Notwithstanding the preceding sentence this paragraph shall not apply in any case where the combined gross receipts from the sale of such oil, natural gas, or any product derived therefrom, for the taxable year of all retail outlets taken into account for purposes of this paragraph do not exceed $5,000,000. For purposes of this paragraph, sales of oil, natural gas, or any product derived from oil or natural gas shall not include sales made of such items outside the United States, if no domestic production of the taxpayer or a related person is exported during the taxable year or the immediately preceding taxable year.
(3) Related person
For purposes of this subsection, a person is a related person with respect to the taxpayer if a significant ownership interest in either the taxpayer or such person is held by the other, or if a third person has a significant ownership interest in both the taxpayer and such person. For purposes of the preceding sentence, the term “significant ownership interest” means—
(A) with respect to any corporation, 5 percent or more in value of the outstanding stock of such corporation,
(B) with respect to a partnership, 5 percent or more interest in the profits or capital of such partnership, and
(C) with respect to an estate or trust, 5 percent or more of the beneficial interests in such estate or trust.

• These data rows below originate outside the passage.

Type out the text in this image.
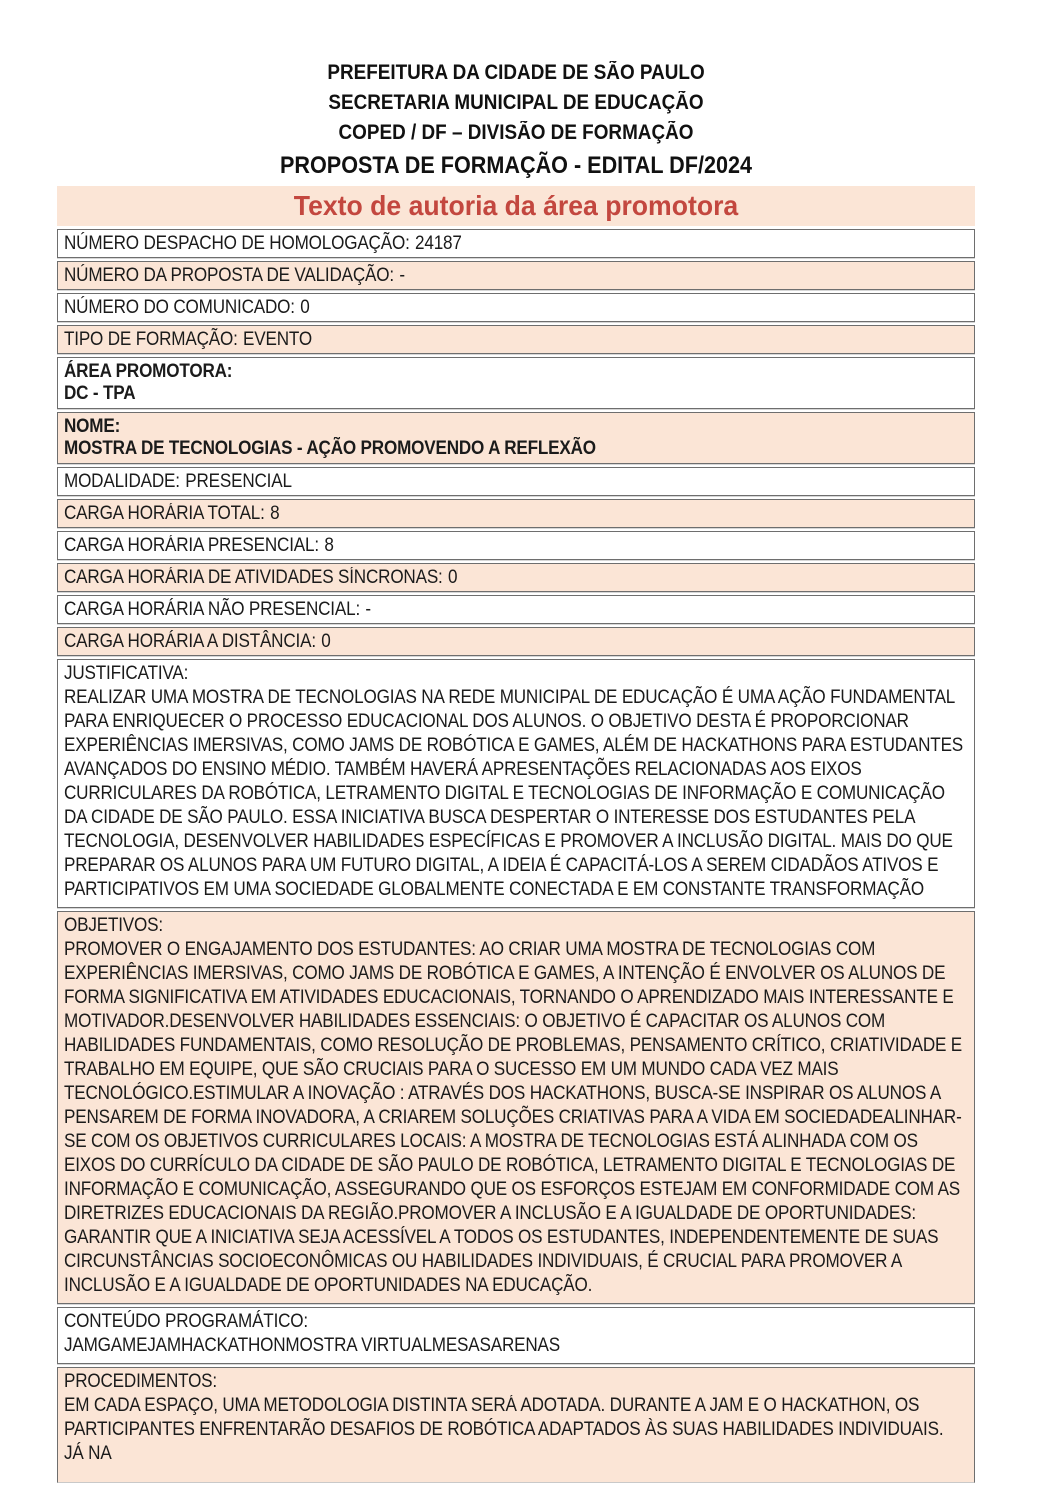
PREFEITURA DA CIDADE DE SÃO PAULO
SECRETARIA MUNICIPAL DE EDUCAÇÃO
COPED / DF – DIVISÃO DE FORMAÇÃO
PROPOSTA DE FORMAÇÃO - EDITAL DF/2024
Texto de autoria da área promotora
NÚMERO DESPACHO DE HOMOLOGAÇÃO: 24187
NÚMERO DA PROPOSTA DE VALIDAÇÃO: -
NÚMERO DO COMUNICADO: 0
TIPO DE FORMAÇÃO: EVENTO
ÁREA PROMOTORA:
DC - TPA
NOME:
MOSTRA DE TECNOLOGIAS - AÇÃO PROMOVENDO A REFLEXÃO
MODALIDADE: PRESENCIAL
CARGA HORÁRIA TOTAL: 8
CARGA HORÁRIA PRESENCIAL: 8
CARGA HORÁRIA DE ATIVIDADES SÍNCRONAS: 0
CARGA HORÁRIA NÃO PRESENCIAL: -
CARGA HORÁRIA A DISTÂNCIA: 0
JUSTIFICATIVA:
REALIZAR UMA MOSTRA DE TECNOLOGIAS NA REDE MUNICIPAL DE EDUCAÇÃO É UMA AÇÃO FUNDAMENTAL PARA ENRIQUECER O PROCESSO EDUCACIONAL DOS ALUNOS. O OBJETIVO DESTA É PROPORCIONAR EXPERIÊNCIAS IMERSIVAS, COMO JAMS DE ROBÓTICA E GAMES, ALÉM DE HACKATHONS PARA ESTUDANTES AVANÇADOS DO ENSINO MÉDIO. TAMBÉM HAVERÁ APRESENTAÇÕES RELACIONADAS AOS EIXOS CURRICULARES DA ROBÓTICA, LETRAMENTO DIGITAL E TECNOLOGIAS DE INFORMAÇÃO E COMUNICAÇÃO DA CIDADE DE SÃO PAULO. ESSA INICIATIVA BUSCA DESPERTAR O INTERESSE DOS ESTUDANTES PELA TECNOLOGIA, DESENVOLVER HABILIDADES ESPECÍFICAS E PROMOVER A INCLUSÃO DIGITAL. MAIS DO QUE PREPARAR OS ALUNOS PARA UM FUTURO DIGITAL, A IDEIA É CAPACITÁ-LOS A SEREM CIDADÃOS ATIVOS E PARTICIPATIVOS EM UMA SOCIEDADE GLOBALMENTE CONECTADA E EM CONSTANTE TRANSFORMAÇÃO
OBJETIVOS:
PROMOVER O ENGAJAMENTO DOS ESTUDANTES: AO CRIAR UMA MOSTRA DE TECNOLOGIAS COM EXPERIÊNCIAS IMERSIVAS, COMO JAMS DE ROBÓTICA E GAMES, A INTENÇÃO É ENVOLVER OS ALUNOS DE FORMA SIGNIFICATIVA EM ATIVIDADES EDUCACIONAIS, TORNANDO O APRENDIZADO MAIS INTERESSANTE E MOTIVADOR.DESENVOLVER HABILIDADES ESSENCIAIS: O OBJETIVO É CAPACITAR OS ALUNOS COM HABILIDADES FUNDAMENTAIS, COMO RESOLUÇÃO DE PROBLEMAS, PENSAMENTO CRÍTICO, CRIATIVIDADE E TRABALHO EM EQUIPE, QUE SÃO CRUCIAIS PARA O SUCESSO EM UM MUNDO CADA VEZ MAIS TECNOLÓGICO.ESTIMULAR A INOVAÇÃO : ATRAVÉS DOS HACKATHONS, BUSCA-SE INSPIRAR OS ALUNOS A PENSAREM DE FORMA INOVADORA, A CRIAREM SOLUÇÕES CRIATIVAS PARA A VIDA EM SOCIEDADEALINHAR-SE COM OS OBJETIVOS CURRICULARES LOCAIS: A MOSTRA DE TECNOLOGIAS ESTÁ ALINHADA COM OS EIXOS DO CURRÍCULO DA CIDADE DE SÃO PAULO DE ROBÓTICA, LETRAMENTO DIGITAL E TECNOLOGIAS DE INFORMAÇÃO E COMUNICAÇÃO, ASSEGURANDO QUE OS ESFORÇOS ESTEJAM EM CONFORMIDADE COM AS DIRETRIZES EDUCACIONAIS DA REGIÃO.PROMOVER A INCLUSÃO E A IGUALDADE DE OPORTUNIDADES: GARANTIR QUE A INICIATIVA SEJA ACESSÍVEL A TODOS OS ESTUDANTES, INDEPENDENTEMENTE DE SUAS CIRCUNSTÂNCIAS SOCIOECONÔMICAS OU HABILIDADES INDIVIDUAIS, É CRUCIAL PARA PROMOVER A INCLUSÃO E A IGUALDADE DE OPORTUNIDADES NA EDUCAÇÃO.
CONTEÚDO PROGRAMÁTICO:
JAMGAMEJAMHACKATHONMOSTRA VIRTUALMESASARENAS
PROCEDIMENTOS:
EM CADA ESPAÇO, UMA METODOLOGIA DISTINTA SERÁ ADOTADA. DURANTE A JAM E O HACKATHON, OS PARTICIPANTES ENFRENTARÃO DESAFIOS DE ROBÓTICA ADAPTADOS ÀS SUAS HABILIDADES INDIVIDUAIS. JÁ NA
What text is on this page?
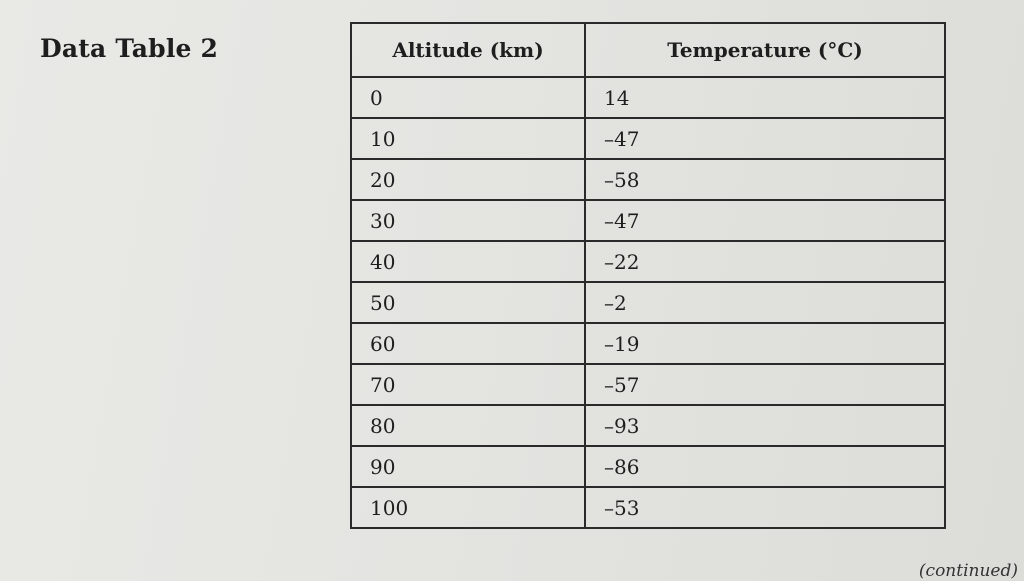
Data Table 2	Altitude (km)	Temperature (°C)
0	14
10	–47
20	–58
30	–47
40	–22
50	–2
60	–19
70	–57
80	–93
90	–86
100	–53
(continued)
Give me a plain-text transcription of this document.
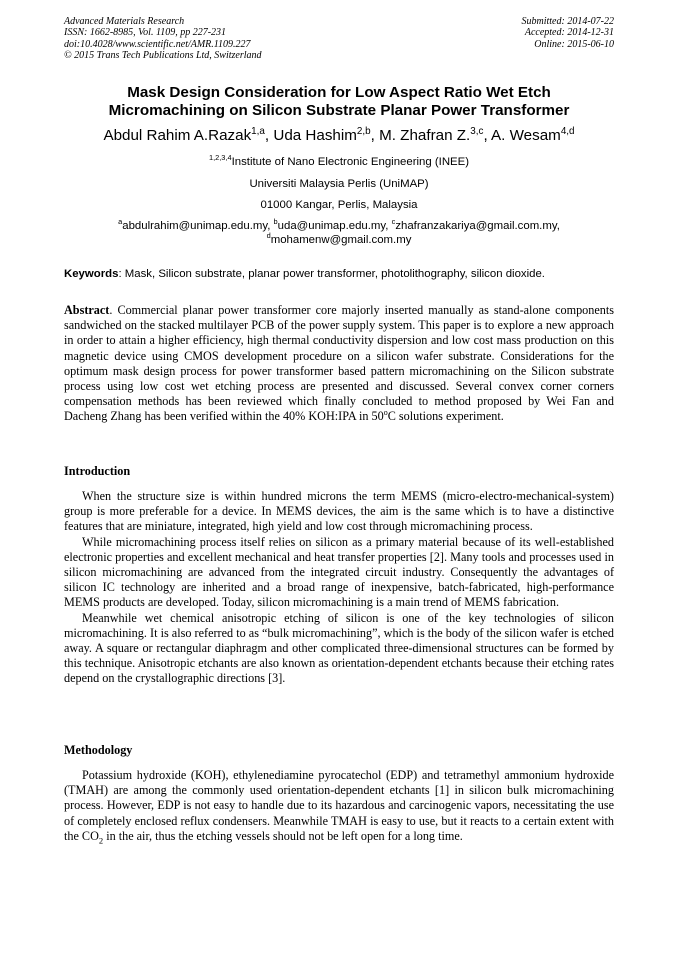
Advanced Materials Research
ISSN: 1662-8985, Vol. 1109, pp 227-231
doi:10.4028/www.scientific.net/AMR.1109.227
© 2015 Trans Tech Publications Ltd, Switzerland
Submitted: 2014-07-22
Accepted: 2014-12-31
Online: 2015-06-10
Mask Design Consideration for Low Aspect Ratio Wet Etch
Micromachining on Silicon Substrate Planar Power Transformer
Abdul Rahim A.Razak$^{1,a}$, Uda Hashim$^{2,b}$, M. Zhafran Z.$^{3,c}$, A. Wesam$^{4,d}$
$^{1,2,3,4}$Institute of Nano Electronic Engineering (INEE)
Universiti Malaysia Perlis (UniMAP)
01000 Kangar, Perlis, Malaysia
$^a$abdulrahim@unimap.edu.my, $^b$uda@unimap.edu.my, $^c$zhafranzakariya@gmail.com.my,
$^d$mohamenw@gmail.com.my
Keywords: Mask, Silicon substrate, planar power transformer, photolithography, silicon dioxide.

Abstract. Commercial planar power transformer core majorly inserted manually as stand-alone components sandwiched on the stacked multilayer PCB of the power supply system. This paper is to explore a new approach in order to attain a higher efficiency, high thermal conductivity dispersion and low cost mass production on this magnetic device using CMOS development procedure on a silicon wafer substrate. Considerations for the optimum mask design process for power transformer based pattern micromachining on the Silicon substrate process using low cost wet etching process are presented and discussed. Several convex corner corners compensation methods has been reviewed which finally concluded to method proposed by Wei Fan and Dacheng Zhang has been verified within the 40% KOH:IPA in 50$^o$C solutions experiment.

Introduction

When the structure size is within hundred microns the term MEMS (micro-electro-mechanical-system) group is more preferable for a device. In MEMS devices, the aim is the same which is to have a distinctive features that are miniature, integrated, high yield and low cost through micromachining process.

While micromachining process itself relies on silicon as a primary material because of its well-established electronic properties and excellent mechanical and heat transfer properties [2]. Many tools and processes used in silicon micromachining are advanced from the integrated circuit industry. Consequently the advantages of silicon IC technology are inherited and a broad range of inexpensive, batch-fabricated, high-performance MEMS products are developed. Today, silicon micromachining is a main trend of MEMS fabrication.

Meanwhile wet chemical anisotropic etching of silicon is one of the key technologies of silicon micromachining. It is also referred to as “bulk micromachining”, which is the body of the silicon wafer is etched away. A square or rectangular diaphragm and other complicated three-dimensional structures can be formed by this technique. Anisotropic etchants are also known as orientation-dependent etchants because their etching rates depend on the crystallographic directions [3].

Methodology

Potassium hydroxide (KOH), ethylenediamine pyrocatechol (EDP) and tetramethyl ammonium hydroxide (TMAH) are among the commonly used orientation-dependent etchants [1] in silicon bulk micromachining process. However, EDP is not easy to handle due to its hazardous and carcinogenic vapors, necessitating the use of completely enclosed reflux condensers. Meanwhile TMAH is easy to use, but it reacts to a certain extent with the $CO_2$ in the air, thus the etching vessels should not be left open for a long time.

For purposes of determining a significant ownership interest, an interest owned by or for a corporation, partnership, trust, or estate shall be considered as owned directly both by itself and proportionately by its shareholders, partners, or beneficiaries, as the case may be.
(4) Certain refiners excluded
If the taxpayer or one or more related persons engages in the refining of crude oil, subsection (c) shall not apply to the taxpayer for a taxable year if the average daily refinery runs of the taxpayer and such persons for the taxable year exceed 75,000 barrels. For purposes of this paragraph, the average daily refinery runs for any taxable year shall be determined by dividing the aggregate refinery runs for the taxable year by the number of days in the taxable year.
(5) Percentage depletion not allowed for lease bonuses, etc.
In the case of any oil or gas property to which subsection (c) applies, for purposes of section 613, the term “gross income from the property” shall not include any lease bonus, advance royalty, or other amount payable without regard to production from property.
(e) Definitions
For purposes of this section—
(1) Crude oil
The term “crude oil” includes a natural gas liquid recovered from a gas well in lease separators or field facilities.
(2) Natural gas
The term “natural gas” means any product (other than crude oil) of an oil or gas well if a deduction for depletion is allowable under section 611 with respect to such product.
(3) Domestic
The term “domestic” refers to production from an oil or gas well located in the United States or in a possession of the United States.
(4) Barrel
The term “barrel” means 42 United States gallons.


[1] So in original. Probably should be “taxpayer’s”.